B) Infinite Regression: Allowing the Negative to test the agent in the resolution by fiating through any other actor has no objective limit and would regress to allowing them to fiat a change in action through Latin American countries themselves, or through the agents with those countries that are responsible for the Harms, enabling them to win debates by fiat alone.
C) Artificial Ground: No literature writes about their disadvantage in the context of a foreign country acting, meaning we cannot find specific turns or links to the Counterplan before the round. This allows them to artificially outweigh our Affirmative.
D) Our standard is that the Negative should be limited to counterplans that use the U.S. as its agent.
2AC Frontline: European Union Counterplan 390
4) No Solvency: The E.U.’s economy is too weak to support foreign assistance, and U.S. assistance will be needed to bail out the E.U.
FLANAGAN, ET AL, 11
[Stephen, Henry A. Kissinger Chair and senior vice president at Center for Strategic International Studies, “A Diminishing Transatlantic Partnership? the impact of the financial crisis on european defense and foreign assistance capabilities;” May, http://csis.org/files/publication/110427_Flanagan_FinancialCrisis_web.pdf]

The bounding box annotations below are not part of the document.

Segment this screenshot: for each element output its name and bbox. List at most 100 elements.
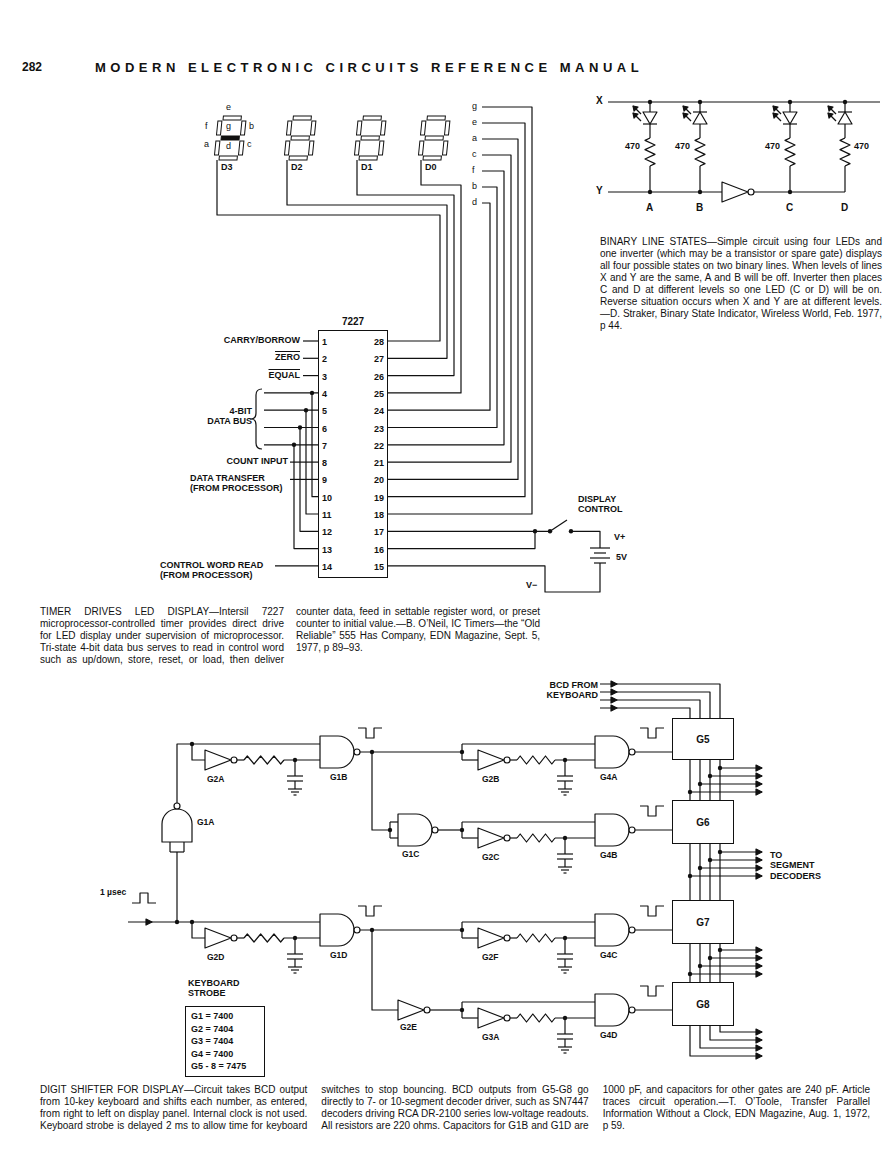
segment-letter: e <box>226 102 231 112</box>
arrowhead <box>756 849 762 855</box>
inverter-bubble <box>504 935 510 941</box>
latch-box: G6 <box>672 800 734 844</box>
ground-symbol <box>564 1052 567 1053</box>
segment-letter: a <box>204 139 209 149</box>
wire <box>690 875 762 876</box>
gate-table-box: G1 = 7400G2 = 7404G3 = 7404G4 = 7400G5 -… <box>185 1006 265 1077</box>
wire <box>649 124 650 138</box>
latch-name: G6 <box>696 817 709 828</box>
wire <box>462 759 478 760</box>
wire <box>169 842 170 852</box>
signal-label: D0 <box>425 162 437 172</box>
wire <box>690 1026 762 1056</box>
wire <box>844 124 845 138</box>
pin-number: 20 <box>374 474 384 486</box>
wire <box>372 930 398 1010</box>
junction-dot <box>708 858 712 862</box>
figure-caption: DIGIT SHIFTER FOR DISPLAY—Circuit takes … <box>40 1084 870 1132</box>
wire <box>461 822 462 838</box>
gate-type-entry: G3 = 7404 <box>191 1035 259 1048</box>
resistor-symbol <box>840 138 850 166</box>
display-segment <box>421 121 426 135</box>
led-symbol <box>643 112 657 124</box>
gate-label: 1 µsec <box>100 888 126 898</box>
nand-bubble <box>629 827 635 833</box>
display-segment <box>425 136 443 140</box>
arrowhead <box>633 106 638 111</box>
segment-letter: g <box>472 101 477 111</box>
wire <box>357 160 454 376</box>
inverter-symbol <box>205 928 231 948</box>
inverter-bubble <box>231 935 237 941</box>
pin-number: 14 <box>322 561 332 573</box>
wire <box>600 700 700 718</box>
nand-gate-symbol <box>320 914 354 946</box>
seven-segment-digit <box>284 116 316 160</box>
capacitor-plate <box>557 953 573 954</box>
inverter-symbol <box>722 182 748 202</box>
nand-gate-symbol <box>595 914 629 946</box>
pin-number: 11 <box>322 509 332 521</box>
wire <box>571 531 600 548</box>
wire <box>237 937 244 938</box>
capacitor-plate <box>287 953 303 954</box>
signal-label: CONTROL WORD READ (FROM PROCESSOR) <box>160 560 272 581</box>
wire <box>388 187 497 428</box>
gate-type-entry: G2 = 7404 <box>191 1023 259 1036</box>
wire <box>789 124 790 138</box>
wire <box>709 944 710 982</box>
wire <box>388 123 525 497</box>
display-segment <box>355 141 360 155</box>
line-label: D <box>841 202 848 214</box>
display-segment <box>239 141 244 155</box>
latch-box: G8 <box>672 982 734 1026</box>
display-segment <box>359 156 377 160</box>
inverter-bubble <box>504 1015 510 1021</box>
junction-dot <box>698 190 702 194</box>
wire <box>192 744 205 760</box>
arrowhead <box>146 919 152 925</box>
pin-number: 10 <box>322 492 332 504</box>
wire <box>709 760 710 800</box>
nand-bubble <box>354 749 360 755</box>
gate-label: G3A <box>482 1033 499 1043</box>
wire <box>388 107 532 514</box>
wire <box>690 791 762 792</box>
display-segment <box>219 156 237 160</box>
arrowhead <box>756 963 762 969</box>
wire <box>564 859 565 867</box>
wire <box>462 1001 595 1002</box>
signal-label: D3 <box>221 162 233 172</box>
ground-symbol <box>564 972 567 973</box>
junction-dot <box>708 774 712 778</box>
wire <box>294 959 295 967</box>
arrowhead <box>756 789 762 795</box>
display-segment <box>379 141 384 155</box>
wire <box>360 929 462 930</box>
resistor-symbol <box>785 138 795 166</box>
wire <box>635 829 672 830</box>
wire <box>710 859 762 860</box>
wire <box>699 944 700 982</box>
wire <box>699 102 700 112</box>
wire <box>294 781 295 789</box>
wire <box>388 160 461 393</box>
junction-dot <box>718 948 722 952</box>
inverter-bubble <box>748 189 754 195</box>
wire <box>710 1026 762 1040</box>
signal-label: V− <box>526 580 537 590</box>
wire <box>372 752 390 830</box>
arrowhead <box>756 1045 762 1051</box>
ground-symbol <box>564 872 567 873</box>
led-symbol <box>783 112 797 124</box>
wire <box>264 427 318 428</box>
wire <box>303 375 318 376</box>
wire <box>564 781 565 789</box>
latch-name: G5 <box>696 734 709 745</box>
part-number: 7227 <box>319 316 387 328</box>
ground-symbol <box>288 788 302 789</box>
junction-dot <box>718 766 722 770</box>
wire <box>462 821 595 822</box>
capacitor-plate <box>557 775 573 776</box>
wire <box>303 340 318 341</box>
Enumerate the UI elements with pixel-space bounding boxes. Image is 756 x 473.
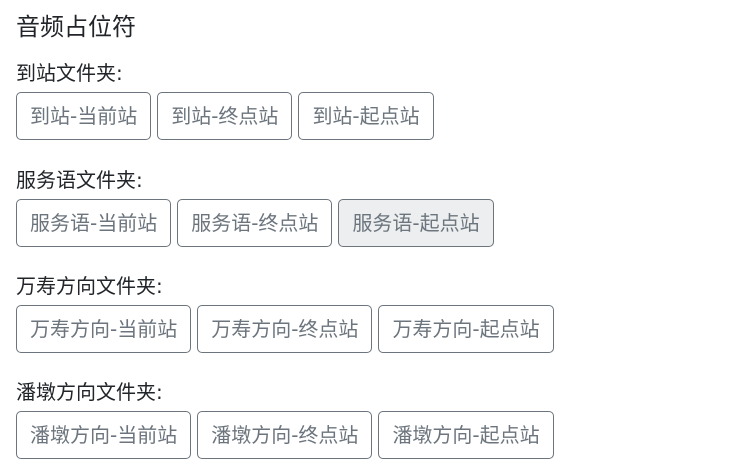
button-row: 服务语-当前站 服务语-终点站 服务语-起点站 <box>16 199 494 247</box>
group-arrival-folder: 到站文件夹: 到站-当前站 到站-终点站 到站-起点站 <box>16 60 434 140</box>
arrival-origin-station-button[interactable]: 到站-起点站 <box>298 92 434 140</box>
wanshou-current-station-button[interactable]: 万寿方向-当前站 <box>16 305 192 353</box>
pandun-terminal-station-button[interactable]: 潘墩方向-终点站 <box>197 411 373 459</box>
group-pandun-direction-folder: 潘墩方向文件夹: 潘墩方向-当前站 潘墩方向-终点站 潘墩方向-起点站 <box>16 379 554 459</box>
pandun-current-station-button[interactable]: 潘墩方向-当前站 <box>16 411 192 459</box>
button-row: 万寿方向-当前站 万寿方向-终点站 万寿方向-起点站 <box>16 305 554 353</box>
group-label: 潘墩方向文件夹: <box>16 380 163 404</box>
button-row: 潘墩方向-当前站 潘墩方向-终点站 潘墩方向-起点站 <box>16 411 554 459</box>
pandun-origin-station-button[interactable]: 潘墩方向-起点站 <box>378 411 554 459</box>
group-label: 万寿方向文件夹: <box>16 274 163 298</box>
group-label: 到站文件夹: <box>16 61 123 85</box>
arrival-terminal-station-button[interactable]: 到站-终点站 <box>157 92 293 140</box>
service-origin-station-button[interactable]: 服务语-起点站 <box>338 199 494 247</box>
group-service-folder: 服务语文件夹: 服务语-当前站 服务语-终点站 服务语-起点站 <box>16 167 494 247</box>
group-wanshou-direction-folder: 万寿方向文件夹: 万寿方向-当前站 万寿方向-终点站 万寿方向-起点站 <box>16 273 554 353</box>
button-row: 到站-当前站 到站-终点站 到站-起点站 <box>16 92 434 140</box>
page-title: 音频占位符 <box>16 13 136 41</box>
wanshou-terminal-station-button[interactable]: 万寿方向-终点站 <box>197 305 373 353</box>
group-label: 服务语文件夹: <box>16 168 143 192</box>
arrival-current-station-button[interactable]: 到站-当前站 <box>16 92 152 140</box>
service-current-station-button[interactable]: 服务语-当前站 <box>16 199 172 247</box>
wanshou-origin-station-button[interactable]: 万寿方向-起点站 <box>378 305 554 353</box>
service-terminal-station-button[interactable]: 服务语-终点站 <box>177 199 333 247</box>
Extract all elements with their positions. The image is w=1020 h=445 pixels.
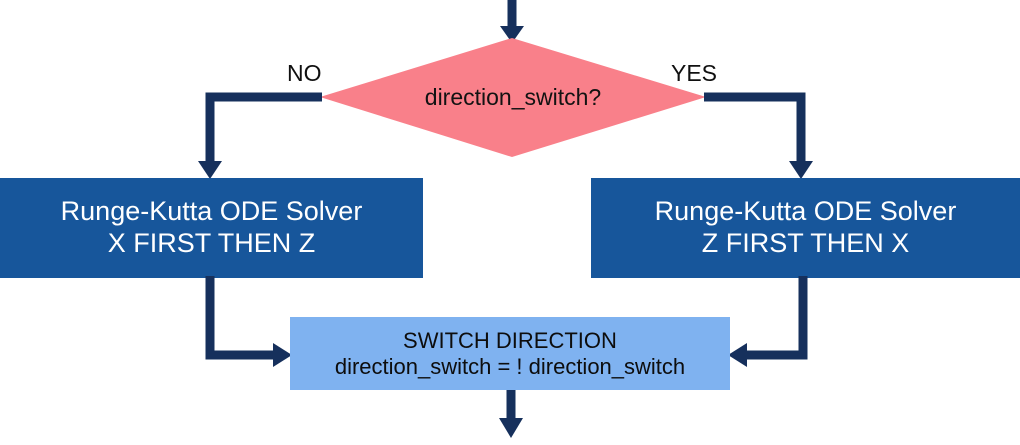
connector-yes-branch [704,92,813,179]
runge-kutta-z-first-shape[interactable] [591,178,1020,278]
inflow-arrow-top [500,0,524,43]
connector-right-to-switch [728,276,808,367]
switch-direction-shape[interactable] [290,317,730,390]
direction-switch-decision-shape[interactable] [320,38,706,157]
connector-left-to-switch [205,276,292,367]
outflow-arrow-bottom [499,390,523,438]
runge-kutta-x-first-shape[interactable] [0,178,423,278]
connector-no-branch [198,92,322,179]
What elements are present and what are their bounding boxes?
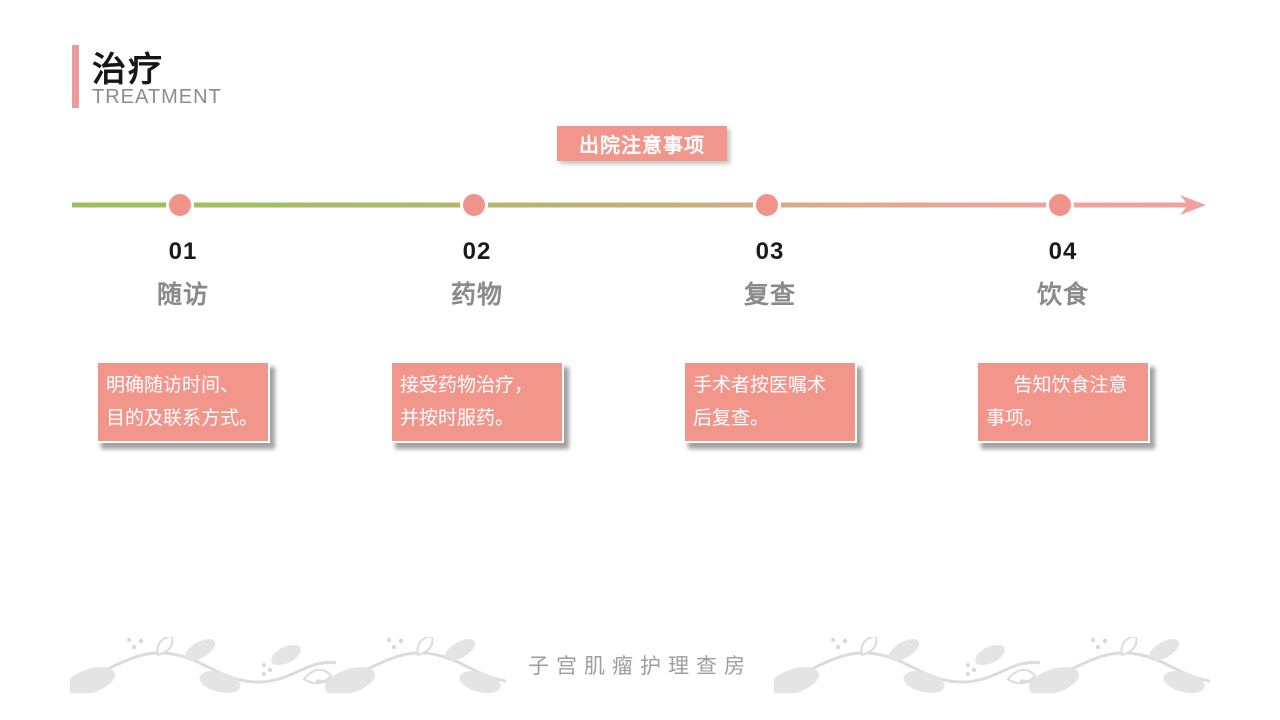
description-line: 手术者按医嘱术 xyxy=(693,375,827,396)
step-number: 02 xyxy=(462,238,492,265)
step-marker-dot xyxy=(166,191,194,219)
step-label: 随访 xyxy=(156,281,209,309)
page-title: 治疗 xyxy=(92,51,164,89)
timeline-step-3: 03 复查 手术者按医嘱术 后复查。 xyxy=(683,238,857,443)
step-description-box: 接受药物治疗， 并按时服药。 xyxy=(390,361,564,443)
vine-decoration-left-icon xyxy=(70,637,506,693)
step-label: 复查 xyxy=(743,281,796,309)
timeline-axis xyxy=(72,195,1206,215)
section-badge: 出院注意事项 xyxy=(557,126,727,161)
step-description-box: 告知饮食注意 事项。 xyxy=(976,361,1150,443)
step-description-box: 手术者按医嘱术 后复查。 xyxy=(683,361,857,443)
step-number: 04 xyxy=(1048,238,1078,265)
description-line: 明确随访时间、 xyxy=(106,375,240,396)
footer-title: 子宫肌瘤护理查房 xyxy=(528,655,752,678)
step-marker-dot xyxy=(1046,191,1074,219)
step-label: 药物 xyxy=(450,281,503,309)
timeline-step-1: 01 随访 明确随访时间、 目的及联系方式。 xyxy=(96,238,270,443)
step-number: 01 xyxy=(168,238,198,265)
step-marker-dot xyxy=(753,191,781,219)
description-line: 后复查。 xyxy=(693,408,770,429)
page-subtitle: TREATMENT xyxy=(92,86,222,108)
arrow-right-icon xyxy=(1180,195,1206,215)
vine-decoration-right-icon xyxy=(774,637,1210,693)
step-description-box: 明确随访时间、 目的及联系方式。 xyxy=(96,361,270,443)
title-accent-bar xyxy=(72,45,79,108)
description-line: 事项。 xyxy=(986,408,1044,429)
description-line: 接受药物治疗， xyxy=(400,375,534,396)
description-line: 目的及联系方式。 xyxy=(106,408,259,429)
description-line: 告知饮食注意 xyxy=(1013,375,1128,396)
step-label: 饮食 xyxy=(1036,281,1089,309)
description-line: 并按时服药。 xyxy=(400,408,515,429)
footer: 子宫肌瘤护理查房 xyxy=(70,636,1210,694)
timeline-step-4: 04 饮食 告知饮食注意 事项。 xyxy=(976,238,1150,443)
step-marker-dot xyxy=(460,191,488,219)
step-number: 03 xyxy=(755,238,785,265)
timeline-step-2: 02 药物 接受药物治疗， 并按时服药。 xyxy=(390,238,564,443)
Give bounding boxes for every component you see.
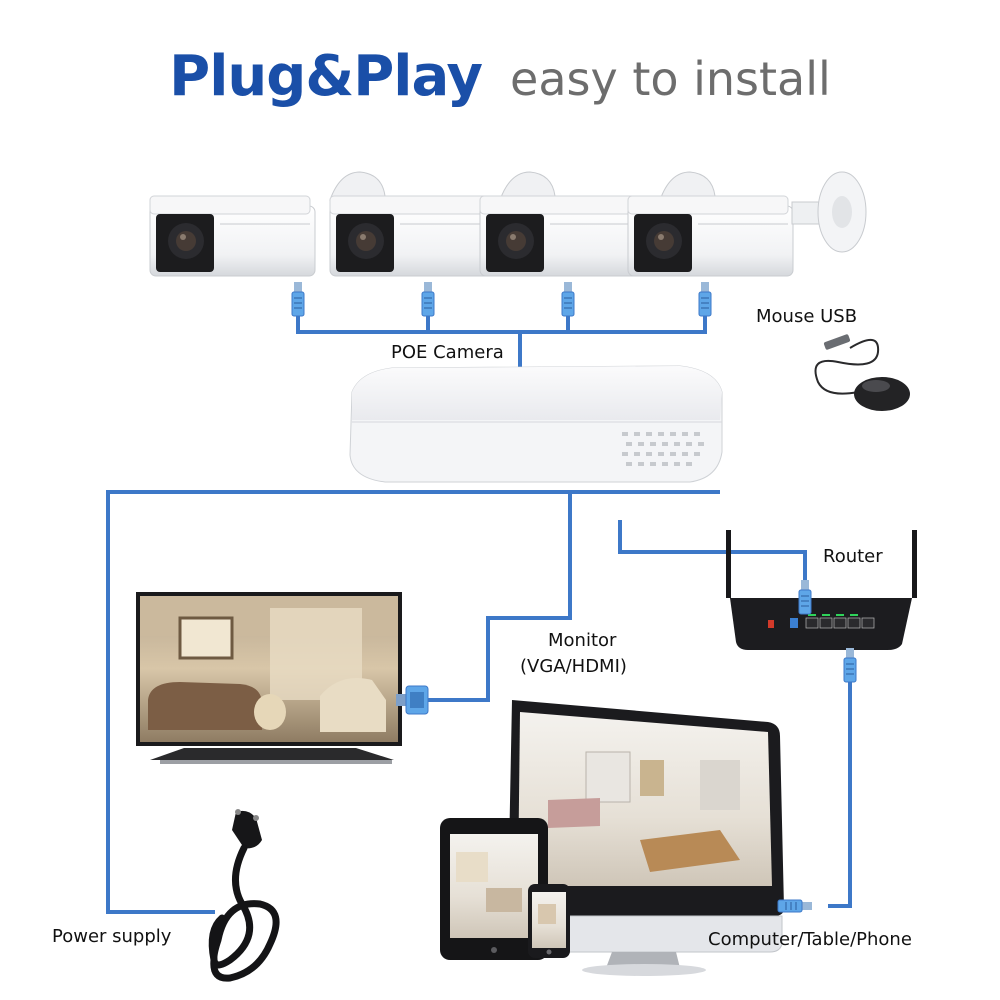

Over the past five decades, the United States, its NATO allies, and other European Union countries have been partners in maintaining transatlantic security and leading contributors to international stability and economic development. As President Barack Obama wrote on the eve of NATO’s November 2010 Lisbon Summit, the U.S. relationship with “our European allies and partners is the cornerstone of our engagement with the world and a catalyst for global cooperation.” 1 This report explores the impact of the global financial crisis, and the subsequent European recession and sovereign debt crisis, on Europe’s ability to sustain its valuable contributions to this partnership. It concludes that as the ongoing economic and political crisis deepens, Europe is likely to be a less capable, less willing, and less interested partner in those endeavors. Measures of this shift in burden sharing are already evident. As NATO Secretary General Anders Fogh Ramsussen noted at the 2011 Munich Security Conference, a decade ago the United States accounted for just under 50 percent of total Alliance defense spending. Today the U.S. share is closer to 75 percent and this transatlantic imbalance of defense effort and capabilities is projected to grow. 2 As the Secretary General also observed, some in Europe are not alarmed by this shift, because they are content with the EU’s status as the leading provider of official humanitarian and development assistance. But this de facto division of labor that is emerging, where the United States takes on hard-power missions and Europe opts for soft-power tasks, will have a corrosive effect on the transatlantic relationship. Moreover, the analysis in this report suggests that the economic crisis is likely to result in a significant contraction of European soft power, as official development assistance budgets come under pressure from governmental austerity measures.